The experience is enhanced by the fact that the passenger has a front-row seat, beside the pilot.
“This is more like the ‘Right Stuff’ kind of experience,” he said.
At the apex of the flight, passengers will experience brief weightlessness, then “you’ll have several minutes to enjoy the view and enjoy for yourself the sensation of being where so few have gone before,” Greason said.
“For me, far and away, the visual impact is the best part of it,” Searfoss said. “To see that thin blue line of the atmosphere, see the curvature of the Earth, that is virtually a spiritual experience, and it’s one that I cannot wait to share over and over and over again with our participants.”
The entire flight is expected to last about 30 minutes, with roughly 20 minutes spent in the gliding descent.
The 200,000-feet altitude goal for the Lynx Mark 1 is lower than the 360,000 feet reached by SpaceShipOne in 2004 and the stated altitude for its commercial passenger descendant, to be operated by Virgin Galactic.
The second-generation Lynx Mark 2 is expected to reach the same 360,000-foot mark.

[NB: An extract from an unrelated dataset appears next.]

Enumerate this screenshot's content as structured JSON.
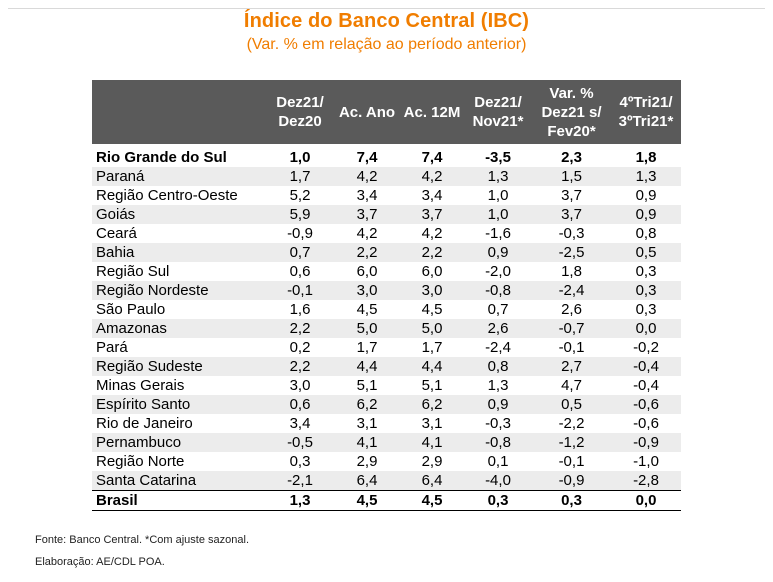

The spacecraft is under development at XCOR’s facility at the Mojave Air and Space Port, where the test flight program and initial commercial service is also expected to take place.
The project is on track for a first flight in 2010, Greason said.
The flight test program will follow until the company is convinced of its safety and reliability, but it is possible that the first passenger flight could take place in 2011.
The Lynx project builds on XCOR’s recent success with the Rocket Racer, a rocket-powered airplane whose engines are the precursor to those that will be used on Lynx.